La production totale du Spitfire V s'éleva à 6 479 appareils, en trois versions principales : le VA, avec huit mitrailleuses, le VB, avec deux canons et quatre mitrailleuses, le VC, avec l'aile dite "universelle" susceptible de recevoir l'une ou l'autre de ces combinaisons d'armement ou quatre canons .
La puissance aérienne de l'Axe déclinant, le Spitfire V fut de plus en plus employé pour des attaques à basse altitude. C'est pourquoi il fut équipé de moteurs Merlin 45M, 50M ou 55M et d'une voilure rognée de 9,90 m d'envergure.


Le Vickers Supermarine Spitfire, ici deux modèles Mk-5 à ailes tronquées, restera dans le souvenir de nombreux pilotes, et aussi d'historiens qui le considérèrent à juste titre, comme le meilleur chasseur des années 37 à 45.
Source: La revue Aviation Magazine International n°706 du 15 mai 1977.

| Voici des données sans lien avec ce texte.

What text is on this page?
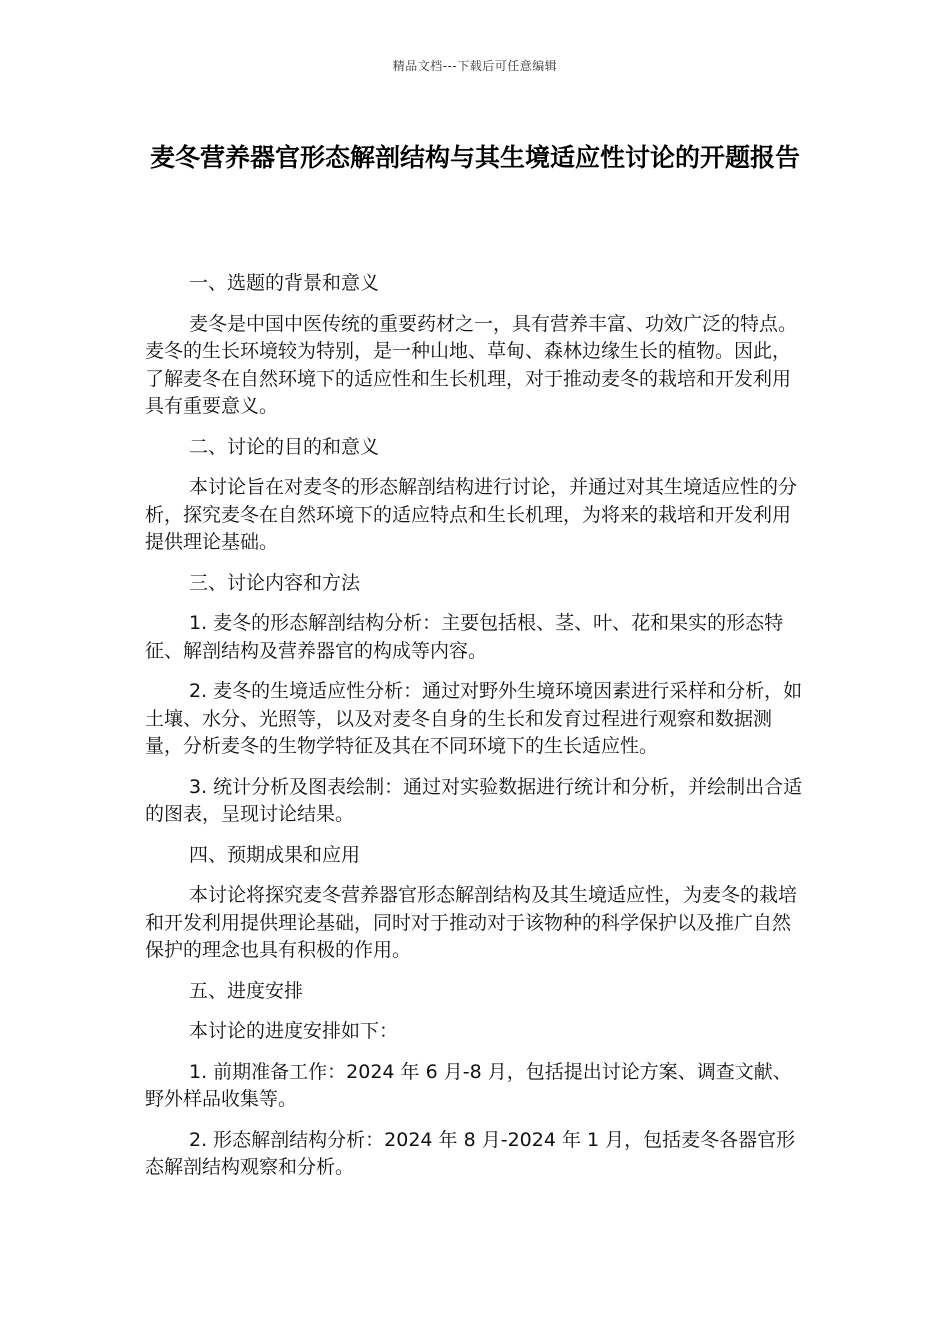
精品文档---下载后可任意编辑
麦冬营养器官形态解剖结构与其生境适应性讨论的开题报告

一、选题的背景和意义

麦冬是中国中医传统的重要药材之一，具有营养丰富、功效广泛的特点。麦冬的生长环境较为特别，是一种山地、草甸、森林边缘生长的植物。因此，了解麦冬在自然环境下的适应性和生长机理，对于推动麦冬的栽培和开发利用具有重要意义。

二、讨论的目的和意义

本讨论旨在对麦冬的形态解剖结构进行讨论，并通过对其生境适应性的分析，探究麦冬在自然环境下的适应特点和生长机理，为将来的栽培和开发利用提供理论基础。

三、讨论内容和方法

1. 麦冬的形态解剖结构分析：主要包括根、茎、叶、花和果实的形态特征、解剖结构及营养器官的构成等内容。

2. 麦冬的生境适应性分析：通过对野外生境环境因素进行采样和分析，如土壤、水分、光照等，以及对麦冬自身的生长和发育过程进行观察和数据测量，分析麦冬的生物学特征及其在不同环境下的生长适应性。

3. 统计分析及图表绘制：通过对实验数据进行统计和分析，并绘制出合适的图表，呈现讨论结果。

四、预期成果和应用

本讨论将探究麦冬营养器官形态解剖结构及其生境适应性，为麦冬的栽培和开发利用提供理论基础，同时对于推动对于该物种的科学保护以及推广自然保护的理念也具有积极的作用。

五、进度安排

本讨论的进度安排如下：

1. 前期准备工作：2024 年 6 月-8 月，包括提出讨论方案、调查文献、野外样品收集等。

2. 形态解剖结构分析：2024 年 8 月-2024 年 1 月，包括麦冬各器官形态解剖结构观察和分析。
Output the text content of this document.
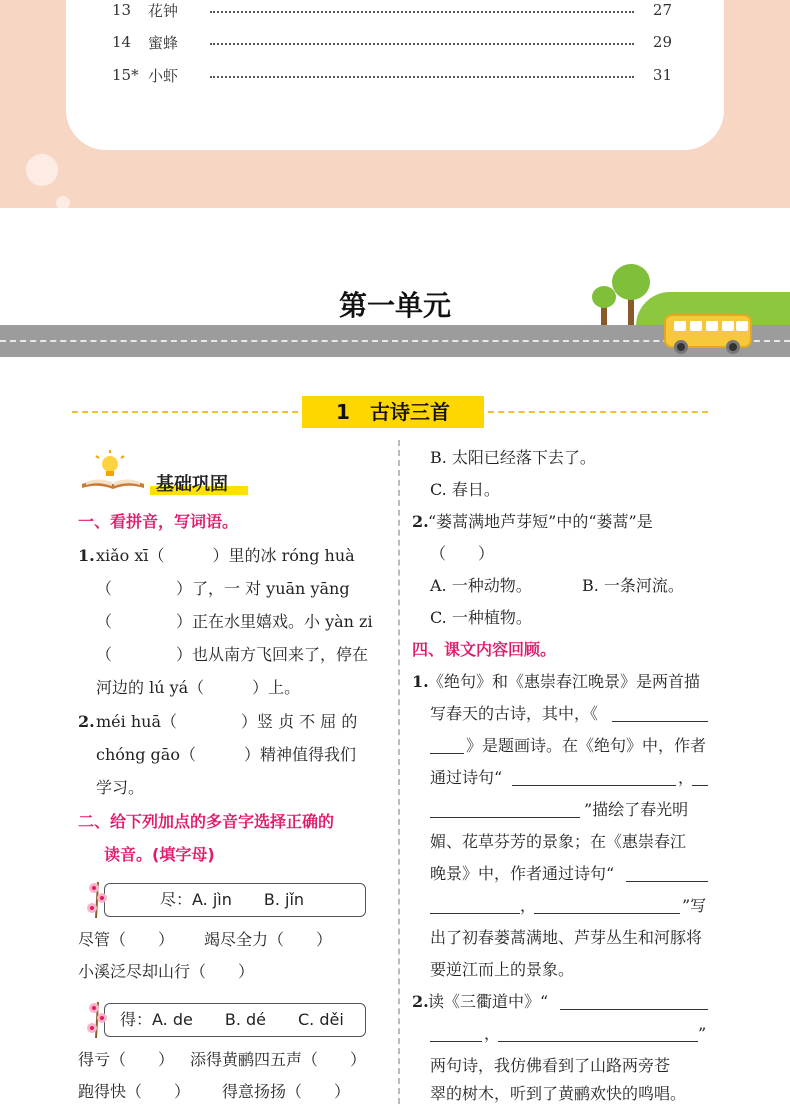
13	花钟	27
14	蜜蜂	29
15* 小虾	31
第一单元
1　古诗三首
基础巩固
一、看拼音，写词语。
1. xiǎo xī（　　　）里的冰 róng huà
（　　　　）了，一 对 yuān yāng
（　　　　）正在水里嬉戏。小 yàn zi
（　　　　）也从南方飞回来了，停在
河边的 lú yá（　　　）上。
2. méi huā（　　　　）竖 贞 不 屈 的
chóng gāo（　　　）精神值得我们
学习。
二、给下列加点的多音字选择正确的
读音。(填字母)
尽：A. jìn　　B. jǐn
尽管（　　） 竭尽全力（　　）
小溪泛尽却山行（　　）
得：A. de　　B. dé　　C. děi
得亏（　　） 添得黄鹂四五声（　　）
跑得快（　　） 得意扬扬（　　）
B. 太阳已经落下去了。
C. 春日。
2. “蒌蒿满地芦芽短”中的“蒌蒿”是
（　　）
A. 一种动物。	B. 一条河流。
C. 一种植物。
四、课文内容回顾。
1. 《绝句》和《惠崇春江晚景》是两首描
写春天的古诗，其中，《
》是题画诗。在《绝句》中，作者
通过诗句“	，
”描绘了春光明
媚、花草芬芳的景象；在《惠崇春江
晚景》中，作者通过诗句“
，	”写
出了初春蒌蒿满地、芦芽丛生和河豚将
要逆江而上的景象。
2. 读《三衢道中》“
，	”
两句诗，我仿佛看到了山路两旁苍
翠的树木，听到了黄鹂欢快的鸣唱。
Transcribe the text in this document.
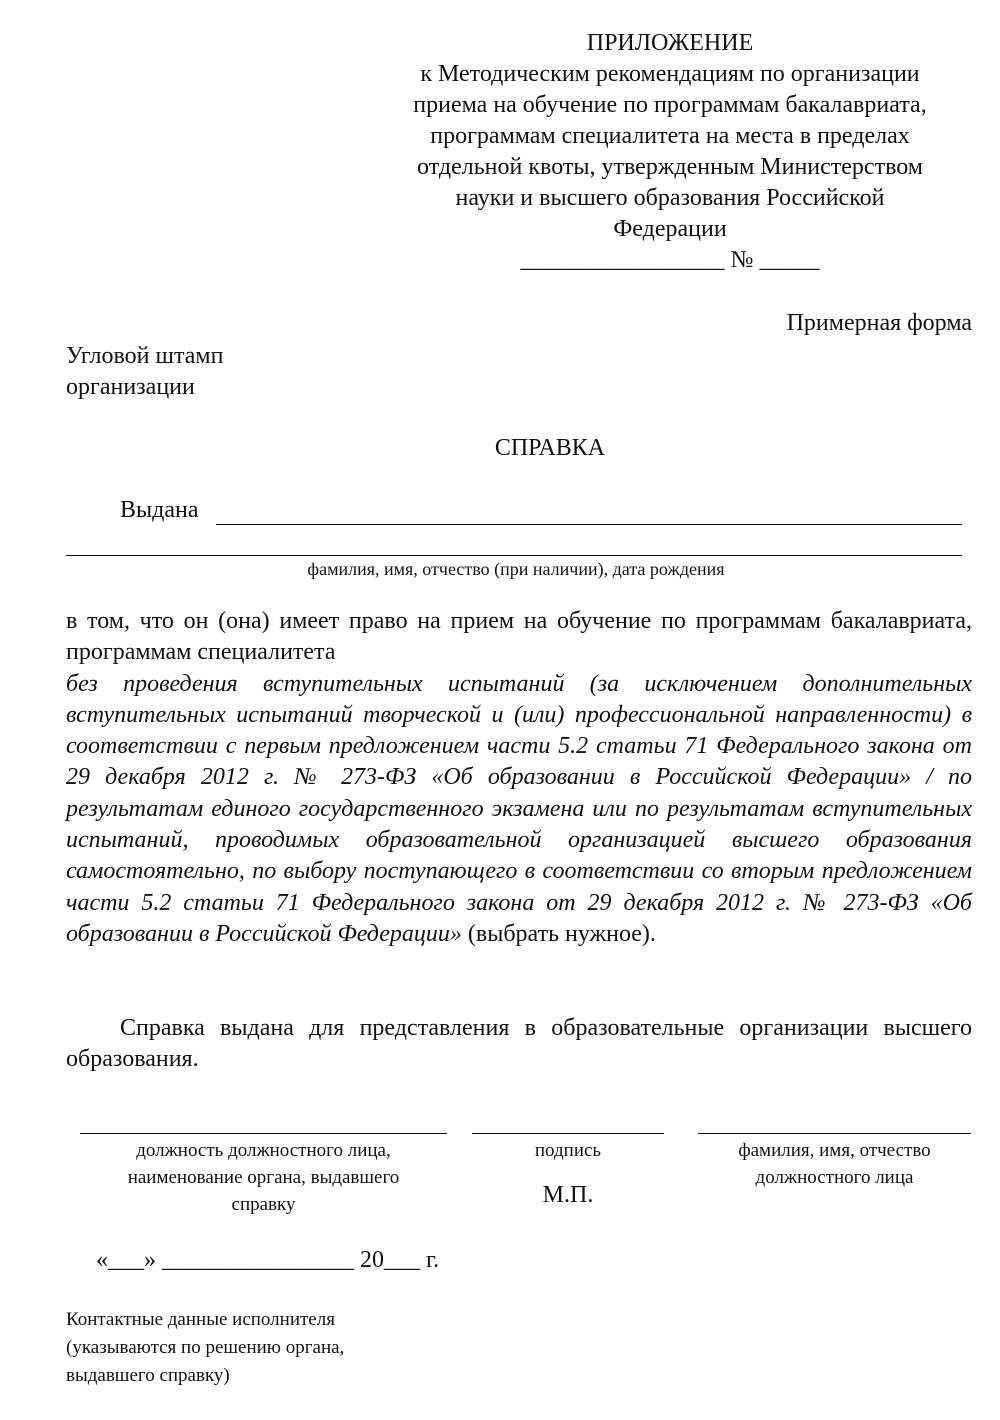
ПРИЛОЖЕНИЕ
к Методическим рекомендациям по организации
приема на обучение по программам бакалавриата,
программам специалитета на места в пределах
отдельной квоты, утвержденным Министерством
науки и высшего образования Российской
Федерации
_________________ № _____
Примерная форма
Угловой штамп
организации
СПРАВКА
Выдана
фамилия, имя, отчество (при наличии), дата рождения

в том, что он (она) имеет право на прием на обучение по программам бакалавриата, программам специалитета
без проведения вступительных испытаний (за исключением дополнительных вступительных испытаний творческой и (или) профессиональной направленности) в соответствии с первым предложением части 5.2 статьи 71 Федерального закона от 29 декабря 2012 г. № 273-ФЗ «Об образовании в Российской Федерации» / по результатам единого государственного экзамена или по результатам вступительных испытаний, проводимых образовательной организацией высшего образования самостоятельно, по выбору поступающего в соответствии со вторым предложением части 5.2 статьи 71 Федерального закона от 29 декабря 2012 г. № 273-ФЗ «Об образовании в Российской Федерации» (выбрать нужное).

Справка выдана для представления в образовательные организации высшего образования.
должность должностного лица,
наименование органа, выдавшего
справку
подпись
М.П.
фамилия, имя, отчество
должностного лица
«___» ________________ 20___ г.
Контактные данные исполнителя
(указываются по решению органа,
выдавшего справку)
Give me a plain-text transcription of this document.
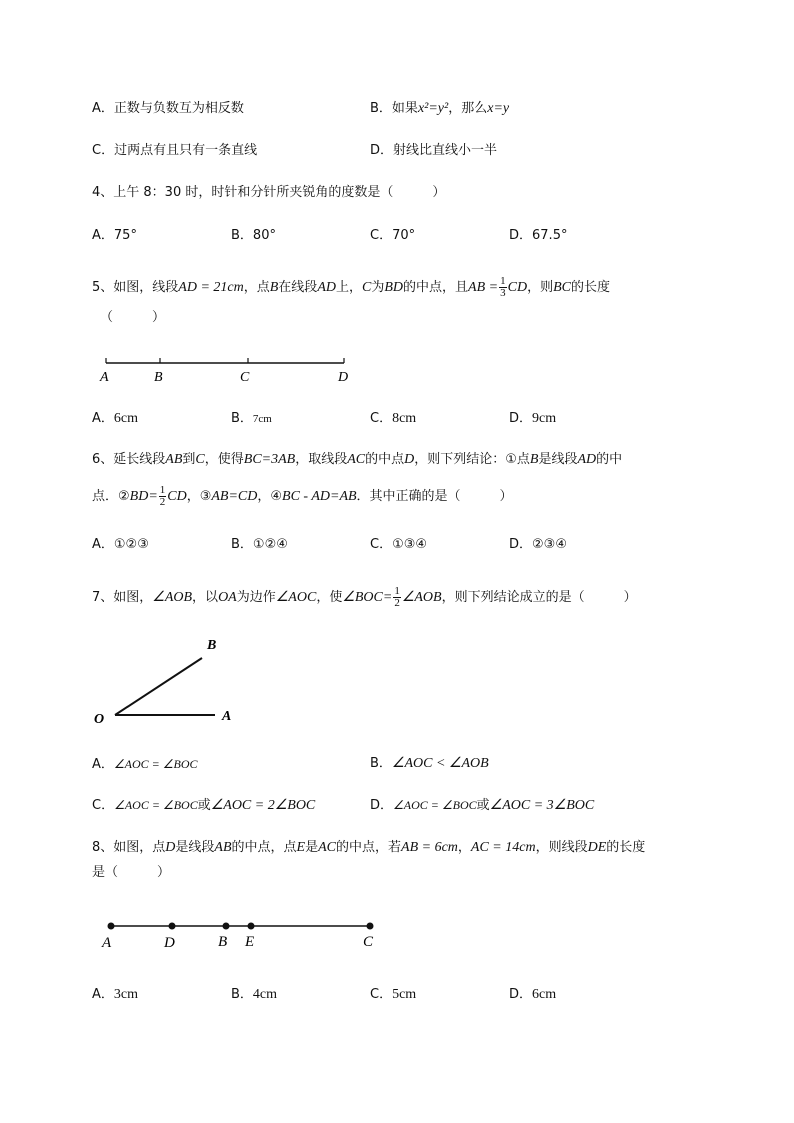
A．正数与负数互为相反数	B．如果x²=y²，那么x=y
C．过两点有且只有一条直线	D．射线比直线小一半
4、上午 8：30 时，时针和分针所夹锐角的度数是（　　　）
A．75°	B．80°	C．70°	D．67.5°
5、如图，线段AD = 21cm，点B在线段AD上，C为BD的中点，且AB = $\frac{1}{3}$ CD，则BC的长度
（　　　）
A	B	C	D
A．6cm	B．7cm	C．8cm	D．9cm
6、延长线段AB到C，使得BC=3AB，取线段AC的中点D，则下列结论：①点B是线段AD的中
点．②BD= $\frac{1}{2}$ CD，③AB=CD，④BC - AD=AB．其中正确的是（　　　）
A．①②③	B．①②④	C．①③④	D．②③④
7、如图，∠AOB，以OA为边作∠AOC，使∠BOC= $\frac{1}{2}$ ∠AOB，则下列结论成立的是（　　　）
B
O	A
A．∠AOC = ∠BOC	B．∠AOC < ∠AOB
C．∠AOC = ∠BOC或∠AOC = 2∠BOC	D．∠AOC = ∠BOC或∠AOC = 3∠BOC
8、如图，点D是线段AB的中点，点E是AC的中点，若AB = 6cm，AC = 14cm，则线段DE的长度
是（　　　）
A	D	B E	C
A．3cm	B．4cm	C．5cm	D．6cm
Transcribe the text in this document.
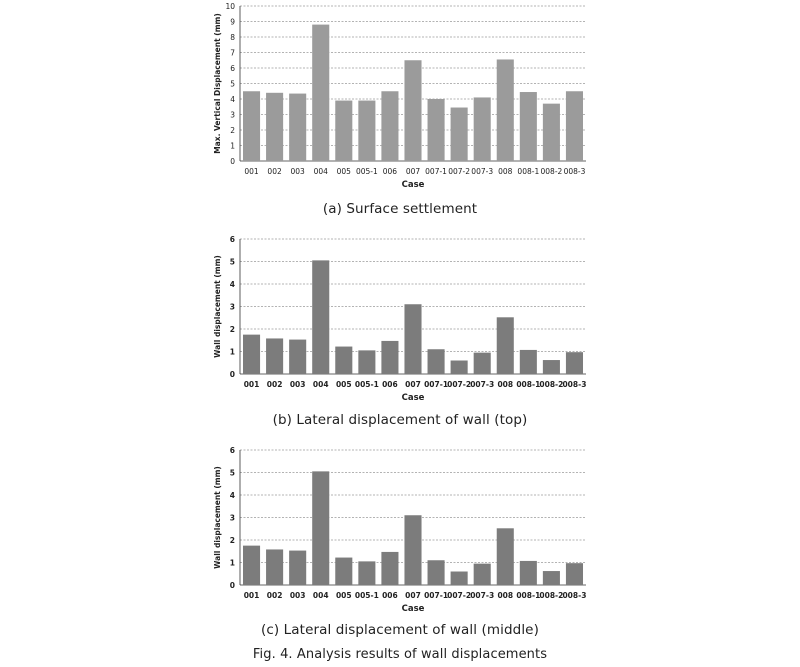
0
1
2
3
4
5
6
7
8
9
10
001 002 003 004 005 005-1 006 007 007-1 007-2 007-3 008 008-1 008-2 008-3
Case
Max. Vertical Displacement (mm)
(a) Surface settlement
0
1
2
3
4
5
6
001 002 003 004 005 005-1 006 007 007-1 007-2 007-3 008 008-1 008-2 008-3
Case
Wall displacement (mm)
(b) Lateral displacement of wall (top)
0
1
2
3
4
5
6
001 002 003 004 005 005-1 006 007 007-1 007-2 007-3 008 008-1 008-2 008-3
Case
Wall displacement (mm)
(c) Lateral displacement of wall (middle)
Fig. 4. Analysis results of wall displacements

Un Spitfire VB (EP622) du Squadron 40 de la South African Air Force opérant depuis Tarente, en Italie, à la fin de l'année 1943. Grâce à ses extrémités d'aile tronquées, l'avion pouvait opérer à basse altitude.
Source: La revue l'Encyclopédie de l'Aviation n°4 aux éditions Atlas 1982.

Une équipe au sol de la RAF au travail sur trois chasseurs-bombardiers Spitfire VC du Squadron 253 au Moyen-Orient. Noter les détails du montage du moteur, rendus visibles par l'enlèvement du Merlin, et la bande d'obus de 20 mm prête à être chargée dans le magasin de l'aile droite. Visible sous le nez de l'avion du centre, on aperçoit le filtre à air Vokes, indispensable pour les opérations dans ces zones sablonneuses où les moteurs subissaient une usure trop rapide.
Source: Les avions de la Seconde Guerre mondiale aux éditions Atlas 1978.



Les autres versions du Spitfire de cette période étaient les versions de série des modèles de reconnaissance F et G désignées P.R. VI et P.R. VII. L'un des problèmes posés à la RAF à partir de 1941 fut l'interception des appareils allemands de reconnaissance ou de bombardement opérant à très haute altitude.
Le Spitfie VI fut mis au point pour faire face à cette menace avec un moteur Merlin 47 donnant 1 415 chevaux à 4 500 mètres et un cockpit pressurisé. La production du Spitfire VI, qui pouvait atteindre 14 000 mètres, s'éleva à 100 appareils. Les extrémités des ailes furent agrandies, donnant une envergure de 12,21 mètres.
Mais le Spitfire VI fut essentiellement un modèle transitoire, le chasseur d'interception à haute altitude définitif étant le Spitfire VII.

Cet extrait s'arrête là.